L’altra notizia è la morte dell’inventore del mouse, riportata da tutti i giornali. Sempre Apple ci torna in mente, perché per molti il mouse l’hanno inventato Steve Jobs e soci, ma non è così. Era la fine degli anni Settanta e un giovanissimo Jobs prima di concedere una quota di Apple alla Xerox pretese di far visita a quei laboratori inaccessibili in cui, allora, si inventava il futuro. Là Jobs vide uno dei primi esemplari di quella scatoletta di legno con sopra un bottone e sotto le rotelle progettata da Douglas Engelbart, passato a miglior vita due giorni fa. Il buon Steve decise di copiarlo e il mouse entrò pienamente nella storia dei computer.

Il tema di brevetti nel mondo dell’innovazione sta diventando cruciale. Alcune aziende come Google o Facebook si sono già mosse in proposito chiedendo di vietare i brevetti su idee astratte, ma siamo lungi da ciò.

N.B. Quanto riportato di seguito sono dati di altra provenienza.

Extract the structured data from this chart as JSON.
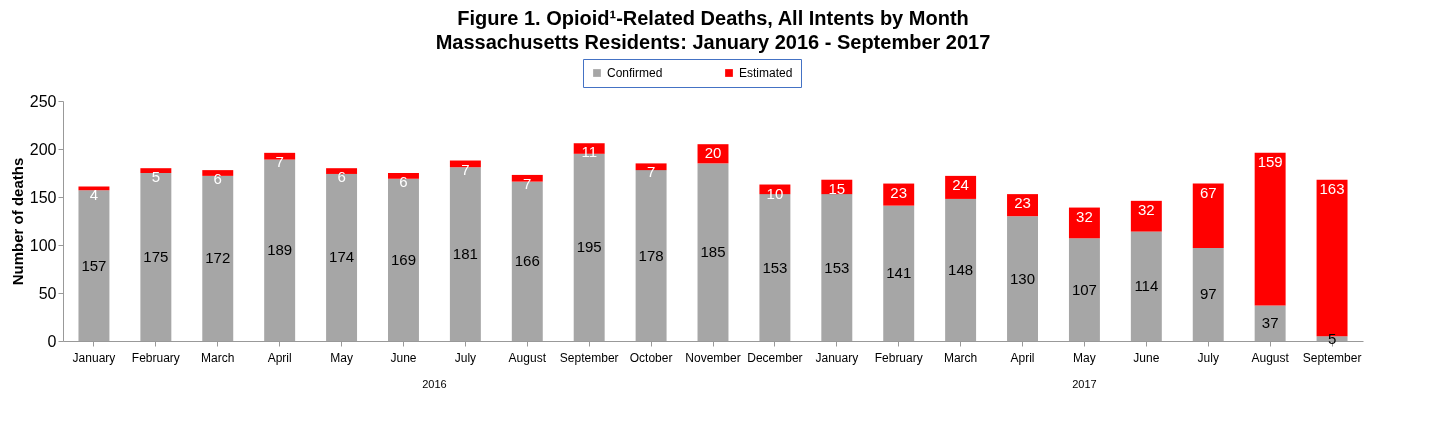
{
  "chart_data": {
    "type": "bar",
    "title": "Figure 1. Opioid¹-Related Deaths, All Intents by Month",
    "subtitle": "Massachusetts Residents: January 2016 - September 2017",
    "ylabel": "Number of deaths",
    "categories": [
      "January",
      "February",
      "March",
      "April",
      "May",
      "June",
      "July",
      "August",
      "September",
      "October",
      "November",
      "December",
      "January",
      "February",
      "March",
      "April",
      "May",
      "June",
      "July",
      "August",
      "September"
    ],
    "series": [
      {
        "name": "Confirmed",
        "color": "#a6a6a6",
        "values": [
          157,
          175,
          172,
          189,
          174,
          169,
          181,
          166,
          195,
          178,
          185,
          153,
          153,
          141,
          148,
          130,
          107,
          114,
          97,
          37,
          5
        ]
      },
      {
        "name": "Estimated",
        "color": "#ff0000",
        "values": [
          4,
          5,
          6,
          7,
          6,
          6,
          7,
          7,
          11,
          7,
          20,
          10,
          15,
          23,
          24,
          23,
          32,
          32,
          67,
          159,
          163
        ]
      }
    ],
    "stacked": true,
    "data_labels": true,
    "ylim": [
      0,
      250
    ],
    "yticks": [
      0,
      50,
      100,
      150,
      200,
      250
    ],
    "grid": false,
    "legend": "top",
    "annotations": [
      "2016",
      "2017"
    ]
  }
}
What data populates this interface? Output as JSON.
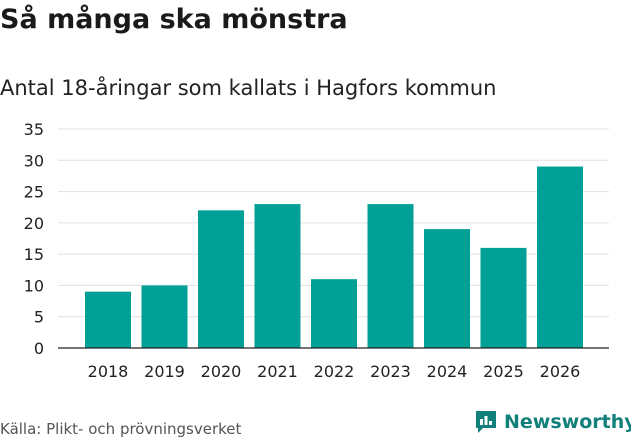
{
  "title": "Så många ska mönstra",
  "subtitle": "Antal 18-åringar som kallats i Hagfors kommun",
  "source": "Källa: Plikt- och prövningsverket",
  "brand": "Newsworthy",
  "colors": {
    "bar": "#00a096",
    "grid": "#e0e0e0",
    "brand": "#12807a"
  },
  "chart_data": {
    "type": "bar",
    "title": "Så många ska mönstra",
    "subtitle": "Antal 18-åringar som kallats i Hagfors kommun",
    "xlabel": "",
    "ylabel": "",
    "categories": [
      "2018",
      "2019",
      "2020",
      "2021",
      "2022",
      "2023",
      "2024",
      "2025",
      "2026"
    ],
    "values": [
      9,
      10,
      22,
      23,
      11,
      23,
      19,
      16,
      29
    ],
    "ylim": [
      0,
      35
    ],
    "yticks": [
      0,
      5,
      10,
      15,
      20,
      25,
      30,
      35
    ],
    "grid": true
  }
}
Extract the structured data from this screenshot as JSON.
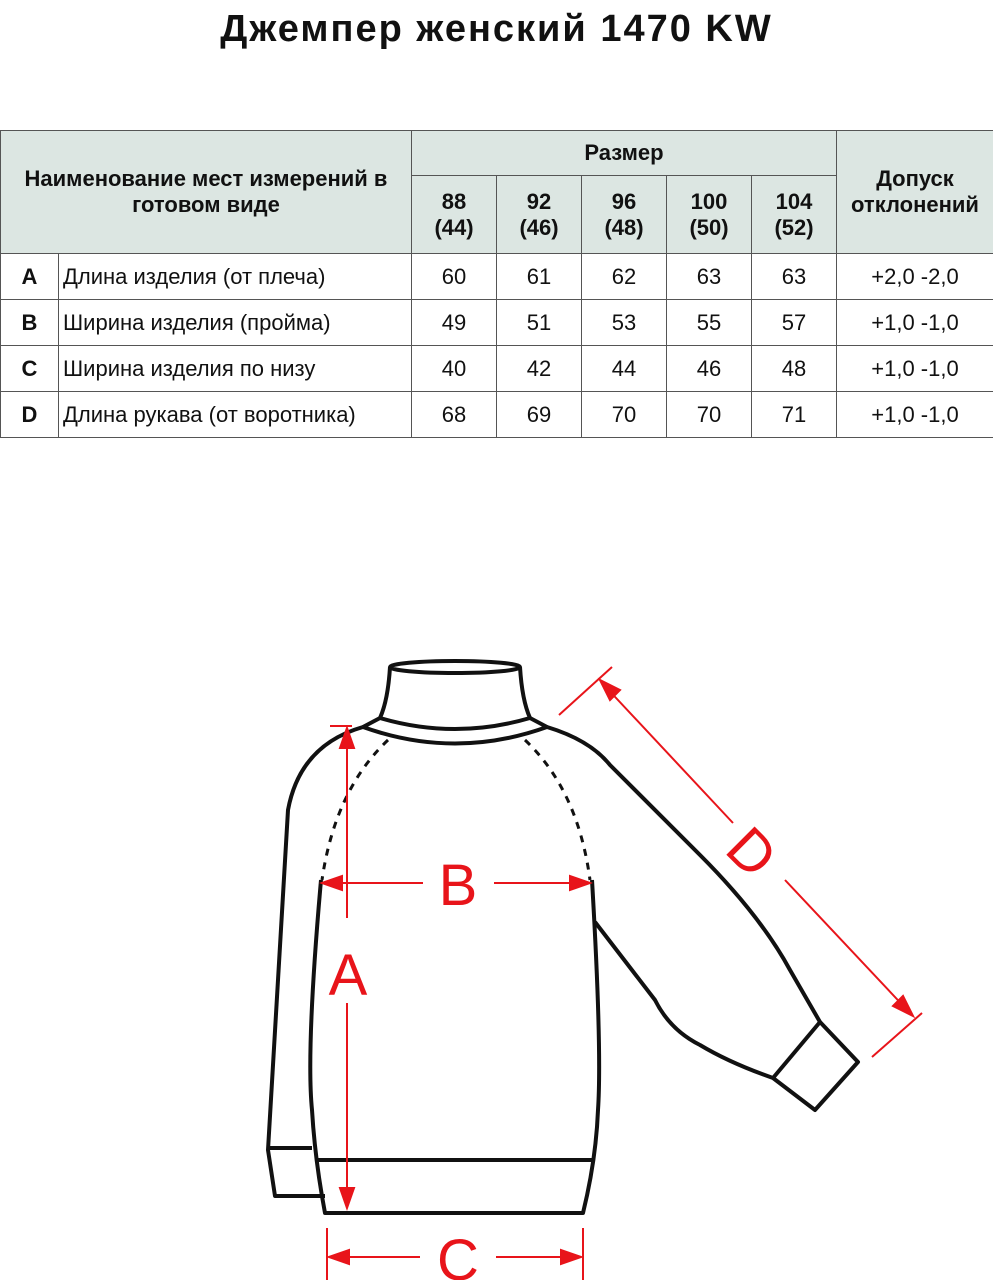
{
  "title": "Джемпер женский 1470 KW",
  "table": {
    "header_name": "Наименование мест измерений в готовом виде",
    "header_size": "Размер",
    "header_tolerance": "Допуск отклонений",
    "sizes": [
      {
        "top": "88",
        "bottom": "(44)"
      },
      {
        "top": "92",
        "bottom": "(46)"
      },
      {
        "top": "96",
        "bottom": "(48)"
      },
      {
        "top": "100",
        "bottom": "(50)"
      },
      {
        "top": "104",
        "bottom": "(52)"
      }
    ],
    "rows": [
      {
        "letter": "A",
        "name": "Длина изделия (от плеча)",
        "values": [
          "60",
          "61",
          "62",
          "63",
          "63"
        ],
        "tolerance": "+2,0 -2,0"
      },
      {
        "letter": "B",
        "name": "Ширина изделия (пройма)",
        "values": [
          "49",
          "51",
          "53",
          "55",
          "57"
        ],
        "tolerance": "+1,0 -1,0"
      },
      {
        "letter": "C",
        "name": "Ширина изделия по низу",
        "values": [
          "40",
          "42",
          "44",
          "46",
          "48"
        ],
        "tolerance": "+1,0 -1,0"
      },
      {
        "letter": "D",
        "name": "Длина рукава (от воротника)",
        "values": [
          "68",
          "69",
          "70",
          "70",
          "71"
        ],
        "tolerance": "+1,0 -1,0"
      }
    ]
  },
  "diagram": {
    "labels": {
      "a": "A",
      "b": "B",
      "c": "C",
      "d": "D"
    },
    "measure_color": "#e8141a"
  },
  "colors": {
    "header_bg": "#dce6e2"
  }
}
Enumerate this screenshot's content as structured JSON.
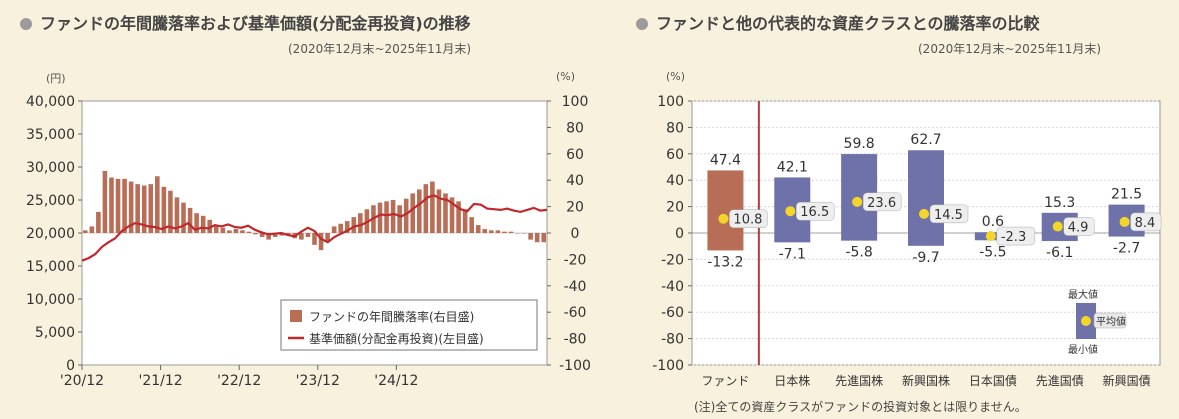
{
  "left": {
    "title": "ファンドの年間騰落率および基準価額(分配金再投資)の推移",
    "period": "(2020年12月末~2025年11月末)",
    "left_unit": "(円)",
    "right_unit": "(%)",
    "legend_bar": "ファンドの年間騰落率(右目盛)",
    "legend_line": "基準価額(分配金再投資)(左目盛)"
  },
  "right": {
    "title": "ファンドと他の代表的な資産クラスとの騰落率の比較",
    "period": "(2020年12月末~2025年11月末)",
    "unit": "(%)",
    "legend_max": "最大値",
    "legend_avg": "平均値",
    "legend_min": "最小値",
    "note": "(注)全ての資産クラスがファンドの投資対象とは限りません。"
  },
  "chart_data": [
    {
      "type": "bar+line",
      "title": "ファンドの年間騰落率および基準価額(分配金再投資)の推移",
      "x_tick_labels": [
        "'20/12",
        "'21/12",
        "'22/12",
        "'23/12",
        "'24/12"
      ],
      "y_left": {
        "label": "(円)",
        "range": [
          0,
          40000
        ],
        "ticks": [
          "0",
          "5,000",
          "10,000",
          "15,000",
          "20,000",
          "25,000",
          "30,000",
          "35,000",
          "40,000"
        ]
      },
      "y_right": {
        "label": "(%)",
        "range": [
          -100,
          100
        ],
        "ticks": [
          "-100",
          "-80",
          "-60",
          "-40",
          "-20",
          "0",
          "20",
          "40",
          "60",
          "80",
          "100"
        ]
      },
      "series": [
        {
          "name": "ファンドの年間騰落率(右目盛)",
          "type": "bar",
          "axis": "right",
          "values": [
            2,
            5,
            16,
            47,
            42,
            41,
            41,
            39,
            37,
            36,
            37,
            43,
            35,
            32,
            27,
            23,
            19,
            15,
            13,
            10,
            6,
            4,
            2,
            3,
            2,
            1,
            -1,
            -3,
            -5,
            -3,
            -2,
            -1,
            -4,
            -5,
            -3,
            -9,
            -13,
            -6,
            5,
            7,
            9,
            12,
            15,
            18,
            21,
            23,
            24,
            25,
            21,
            26,
            30,
            33,
            37,
            39,
            33,
            30,
            27,
            24,
            18,
            12,
            6,
            3,
            2,
            2,
            1,
            1,
            0,
            0,
            -5,
            -7,
            -7
          ]
        },
        {
          "name": "基準価額(分配金再投資)(左目盛)",
          "type": "line",
          "axis": "left",
          "values": [
            15800,
            16200,
            16800,
            17900,
            18600,
            19200,
            20300,
            21000,
            21500,
            21300,
            21000,
            20900,
            20600,
            21000,
            20700,
            21000,
            21500,
            20500,
            20800,
            20700,
            21200,
            21000,
            21300,
            20900,
            20800,
            21100,
            20500,
            20100,
            19800,
            19900,
            20000,
            19700,
            19500,
            20200,
            20800,
            20300,
            19100,
            18600,
            19400,
            19900,
            20400,
            21000,
            21200,
            21700,
            22300,
            22800,
            22700,
            22900,
            22500,
            23000,
            23800,
            24500,
            25400,
            25700,
            25200,
            25000,
            24300,
            23600,
            23300,
            24400,
            24300,
            23700,
            23600,
            23500,
            23700,
            23400,
            23200,
            23500,
            23800,
            23400,
            23500
          ]
        }
      ],
      "legend_position": "bottom-right"
    },
    {
      "type": "range-bar",
      "title": "ファンドと他の代表的な資産クラスとの騰落率の比較",
      "categories": [
        "ファンド",
        "日本株",
        "先進国株",
        "新興国株",
        "日本国債",
        "先進国債",
        "新興国債"
      ],
      "max": [
        47.4,
        42.1,
        59.8,
        62.7,
        0.6,
        15.3,
        21.5
      ],
      "avg": [
        10.8,
        16.5,
        23.6,
        14.5,
        -2.3,
        4.9,
        8.4
      ],
      "min": [
        -13.2,
        -7.1,
        -5.8,
        -9.7,
        -5.5,
        -6.1,
        -2.7
      ],
      "y_range": [
        -100,
        100
      ],
      "y_ticks": [
        "-100",
        "-80",
        "-60",
        "-40",
        "-20",
        "0",
        "20",
        "40",
        "60",
        "80",
        "100"
      ],
      "colors": {
        "fund": "#b86e56",
        "others": "#6e72a8",
        "avg_marker": "#f3d629",
        "divider": "#b53a3a"
      }
    }
  ]
}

In questo scenario la querelle fra Apple e Samsung su chi ha diritto di usare il multi-touch sembra poter durare all’infinito. Badate, la faccenda è più sottile e complessa: si discute se Samsung utilizzi lo stesso metodo brevettato da Apple per consentire un’esperienza che, sulla carta, può essere resa anche attraverso metodi diversi.

Il campo dell’innovazione tecnologia è oramai vittima dei brevetti, con le aziende che si contendono la supremazia nel proprio settore sulla base di questi e piccole realtà che collezionano brevetti solo per far causa alle grandi. Insomma, dobbiamo farci il callo: questa storia del brevetti rischia di diventare sempre più importante in uno scenario in cui i dispositivi che ogni anno arrivano sul mercato sono sempre più uguali uno all’altro.